A CLINICALLY vulnerable Southport resident has claimed that she will be ‘playing Russian roulette’ with her safety when pandemic restrictions are eased in England.
Rosemary Parker's treatment for pancreatic cancer led to her spleen and part of her pancreas being removed and she also has chronic asthma. She said vulnerable people like her had been abandoned by the government.
The 59-year-old told the BBC that she was ‘waiting for my X-ray spectacles so I know who has been vaccinated.’
The latest government guidance, which has advised those most at risk from Covid-19 to avoid others who are unvaccinated, continue meeting outside where possible and ask friends and family to take lateral flow tests before visiting once all remaining restrictions are eased on Monday.

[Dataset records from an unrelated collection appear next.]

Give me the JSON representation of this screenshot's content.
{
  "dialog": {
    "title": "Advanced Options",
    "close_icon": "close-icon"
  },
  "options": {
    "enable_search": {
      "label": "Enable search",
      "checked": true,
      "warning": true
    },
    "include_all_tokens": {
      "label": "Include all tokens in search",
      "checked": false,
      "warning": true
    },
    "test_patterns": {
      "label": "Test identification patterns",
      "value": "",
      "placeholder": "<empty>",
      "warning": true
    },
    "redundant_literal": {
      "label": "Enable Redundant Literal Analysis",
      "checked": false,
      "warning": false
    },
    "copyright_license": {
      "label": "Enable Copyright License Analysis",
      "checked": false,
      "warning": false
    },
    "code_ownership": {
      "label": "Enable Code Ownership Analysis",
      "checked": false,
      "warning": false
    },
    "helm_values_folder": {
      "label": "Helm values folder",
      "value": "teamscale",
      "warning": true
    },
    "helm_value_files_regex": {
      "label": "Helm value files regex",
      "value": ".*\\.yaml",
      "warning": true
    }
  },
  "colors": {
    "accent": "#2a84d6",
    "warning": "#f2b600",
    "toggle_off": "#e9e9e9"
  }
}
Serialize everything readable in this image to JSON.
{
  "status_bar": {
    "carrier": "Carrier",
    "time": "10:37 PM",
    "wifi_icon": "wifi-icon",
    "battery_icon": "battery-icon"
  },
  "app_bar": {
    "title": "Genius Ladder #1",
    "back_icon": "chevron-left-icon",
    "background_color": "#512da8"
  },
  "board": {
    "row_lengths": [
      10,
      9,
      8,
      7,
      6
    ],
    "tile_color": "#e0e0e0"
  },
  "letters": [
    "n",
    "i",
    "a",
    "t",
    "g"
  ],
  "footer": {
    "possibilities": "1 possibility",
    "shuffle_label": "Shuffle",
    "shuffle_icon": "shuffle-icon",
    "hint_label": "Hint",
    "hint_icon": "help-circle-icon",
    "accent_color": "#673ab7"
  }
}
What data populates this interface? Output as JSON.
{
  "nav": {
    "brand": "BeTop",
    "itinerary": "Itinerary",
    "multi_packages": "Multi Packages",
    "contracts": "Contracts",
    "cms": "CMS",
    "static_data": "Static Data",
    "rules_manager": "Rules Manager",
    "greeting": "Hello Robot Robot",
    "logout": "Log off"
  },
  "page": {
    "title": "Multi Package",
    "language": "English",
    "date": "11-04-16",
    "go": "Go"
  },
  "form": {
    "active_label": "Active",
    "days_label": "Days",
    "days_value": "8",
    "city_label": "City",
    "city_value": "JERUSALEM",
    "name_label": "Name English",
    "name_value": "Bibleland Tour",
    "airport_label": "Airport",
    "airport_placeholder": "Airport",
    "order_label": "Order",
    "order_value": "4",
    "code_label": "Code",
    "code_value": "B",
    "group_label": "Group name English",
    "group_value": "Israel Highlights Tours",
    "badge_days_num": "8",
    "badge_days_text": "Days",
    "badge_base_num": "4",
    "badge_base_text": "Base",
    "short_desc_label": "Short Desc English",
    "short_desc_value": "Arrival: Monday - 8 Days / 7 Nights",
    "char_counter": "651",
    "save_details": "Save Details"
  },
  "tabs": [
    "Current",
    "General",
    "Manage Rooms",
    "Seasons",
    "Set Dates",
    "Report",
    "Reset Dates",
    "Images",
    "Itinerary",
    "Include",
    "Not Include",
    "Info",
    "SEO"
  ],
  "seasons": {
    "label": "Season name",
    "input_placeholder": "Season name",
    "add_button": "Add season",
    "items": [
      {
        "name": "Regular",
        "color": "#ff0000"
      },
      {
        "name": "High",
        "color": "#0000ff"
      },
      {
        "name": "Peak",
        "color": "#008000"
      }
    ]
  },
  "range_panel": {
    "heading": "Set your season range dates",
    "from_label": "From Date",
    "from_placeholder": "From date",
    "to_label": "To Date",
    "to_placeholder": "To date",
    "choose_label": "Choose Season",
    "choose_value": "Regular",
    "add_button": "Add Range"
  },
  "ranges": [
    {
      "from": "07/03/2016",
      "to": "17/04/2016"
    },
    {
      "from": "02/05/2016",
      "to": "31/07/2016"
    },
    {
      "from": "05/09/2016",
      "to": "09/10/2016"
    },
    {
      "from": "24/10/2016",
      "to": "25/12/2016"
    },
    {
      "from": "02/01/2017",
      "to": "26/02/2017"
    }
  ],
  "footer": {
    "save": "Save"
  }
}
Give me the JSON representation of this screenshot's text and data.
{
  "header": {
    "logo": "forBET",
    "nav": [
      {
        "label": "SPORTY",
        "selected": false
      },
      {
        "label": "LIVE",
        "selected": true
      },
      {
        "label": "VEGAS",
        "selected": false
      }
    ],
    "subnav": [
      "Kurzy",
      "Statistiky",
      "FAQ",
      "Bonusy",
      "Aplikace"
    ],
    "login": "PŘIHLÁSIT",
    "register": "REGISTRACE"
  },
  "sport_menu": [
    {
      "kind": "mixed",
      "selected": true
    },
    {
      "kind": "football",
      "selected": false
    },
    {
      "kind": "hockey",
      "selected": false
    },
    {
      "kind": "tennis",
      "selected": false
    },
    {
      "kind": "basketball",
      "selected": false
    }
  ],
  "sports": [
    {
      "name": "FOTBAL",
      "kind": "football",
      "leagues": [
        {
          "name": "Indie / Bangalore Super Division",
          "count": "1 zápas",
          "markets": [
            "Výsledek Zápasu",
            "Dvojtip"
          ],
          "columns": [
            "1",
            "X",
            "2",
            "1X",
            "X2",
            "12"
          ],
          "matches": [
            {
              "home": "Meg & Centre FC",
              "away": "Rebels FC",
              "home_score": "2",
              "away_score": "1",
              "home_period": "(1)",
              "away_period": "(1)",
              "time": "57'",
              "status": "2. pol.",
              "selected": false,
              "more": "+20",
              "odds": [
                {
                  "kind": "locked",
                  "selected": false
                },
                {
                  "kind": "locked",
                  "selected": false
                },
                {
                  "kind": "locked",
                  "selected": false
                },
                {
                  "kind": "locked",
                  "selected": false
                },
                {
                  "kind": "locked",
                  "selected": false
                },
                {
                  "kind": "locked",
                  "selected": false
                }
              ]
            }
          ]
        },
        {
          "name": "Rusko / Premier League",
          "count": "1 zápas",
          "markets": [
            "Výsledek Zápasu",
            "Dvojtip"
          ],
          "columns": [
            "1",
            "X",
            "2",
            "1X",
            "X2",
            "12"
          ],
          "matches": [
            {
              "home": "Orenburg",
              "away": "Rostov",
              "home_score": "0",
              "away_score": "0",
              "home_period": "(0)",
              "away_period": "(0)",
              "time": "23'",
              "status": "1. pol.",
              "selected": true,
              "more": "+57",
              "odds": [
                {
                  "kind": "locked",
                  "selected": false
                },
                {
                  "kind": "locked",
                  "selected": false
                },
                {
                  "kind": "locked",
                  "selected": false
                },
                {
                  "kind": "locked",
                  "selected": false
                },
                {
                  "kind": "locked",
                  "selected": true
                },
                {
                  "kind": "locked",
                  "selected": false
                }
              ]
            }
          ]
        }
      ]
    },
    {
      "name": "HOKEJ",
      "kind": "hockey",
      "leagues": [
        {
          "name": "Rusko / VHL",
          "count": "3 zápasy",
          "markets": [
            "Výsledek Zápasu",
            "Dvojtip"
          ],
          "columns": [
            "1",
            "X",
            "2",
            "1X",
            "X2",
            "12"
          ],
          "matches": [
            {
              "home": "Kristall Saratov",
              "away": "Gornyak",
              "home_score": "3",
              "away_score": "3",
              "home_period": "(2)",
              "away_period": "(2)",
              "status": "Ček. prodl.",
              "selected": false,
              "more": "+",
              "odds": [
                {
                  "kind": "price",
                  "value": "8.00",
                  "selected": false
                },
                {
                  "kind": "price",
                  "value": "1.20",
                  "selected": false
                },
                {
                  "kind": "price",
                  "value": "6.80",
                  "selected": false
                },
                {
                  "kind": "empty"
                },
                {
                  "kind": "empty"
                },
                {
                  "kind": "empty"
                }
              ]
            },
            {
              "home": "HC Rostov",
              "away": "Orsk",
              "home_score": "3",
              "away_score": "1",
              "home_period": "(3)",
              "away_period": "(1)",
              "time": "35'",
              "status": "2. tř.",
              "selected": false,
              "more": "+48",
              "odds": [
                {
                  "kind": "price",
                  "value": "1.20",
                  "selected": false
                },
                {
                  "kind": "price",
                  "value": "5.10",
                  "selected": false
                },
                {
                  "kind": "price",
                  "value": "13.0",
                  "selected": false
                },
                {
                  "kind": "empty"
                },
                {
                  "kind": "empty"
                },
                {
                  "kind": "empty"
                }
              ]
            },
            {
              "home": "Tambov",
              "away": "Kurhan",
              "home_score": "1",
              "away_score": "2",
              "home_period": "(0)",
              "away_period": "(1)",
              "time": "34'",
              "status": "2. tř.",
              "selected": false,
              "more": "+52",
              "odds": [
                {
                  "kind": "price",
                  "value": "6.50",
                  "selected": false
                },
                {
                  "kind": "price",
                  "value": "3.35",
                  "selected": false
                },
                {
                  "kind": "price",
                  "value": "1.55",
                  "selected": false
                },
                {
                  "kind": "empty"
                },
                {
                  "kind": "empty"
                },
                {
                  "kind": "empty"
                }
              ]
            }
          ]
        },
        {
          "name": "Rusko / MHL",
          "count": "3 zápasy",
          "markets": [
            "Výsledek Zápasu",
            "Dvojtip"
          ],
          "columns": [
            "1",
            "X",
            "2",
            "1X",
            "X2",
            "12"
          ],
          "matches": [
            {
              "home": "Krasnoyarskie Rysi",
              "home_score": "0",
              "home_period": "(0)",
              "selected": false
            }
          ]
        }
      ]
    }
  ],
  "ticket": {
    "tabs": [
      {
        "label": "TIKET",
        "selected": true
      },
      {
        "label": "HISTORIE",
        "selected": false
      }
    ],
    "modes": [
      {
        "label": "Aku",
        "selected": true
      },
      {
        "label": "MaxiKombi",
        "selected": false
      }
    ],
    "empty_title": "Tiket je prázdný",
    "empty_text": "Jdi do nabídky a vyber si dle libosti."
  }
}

It is estimated about 3.7million people would need to follow the advice, including people with certain cancers and those with severe respiratory conditions.
Ms Parker said the guidance was "what I was expecting" and amounted to "complete abandonment like they have done to us before".
She said: “They put the fear of God in you and say you are extreme risk and now it's just 'there you go, see you, you're on your own now. Every time we go out the door now, we are playing Russian roulette, and it's not just us, anyone can catch it.”
Despite having two vaccines, she will now return to shielding.
The government has previously said if it was to wait any longer than 19 July, the risk of a peak in infections in the summer wave could be pushed to the autumn, which could make things worse with increased impact of flu and other viruses circulating.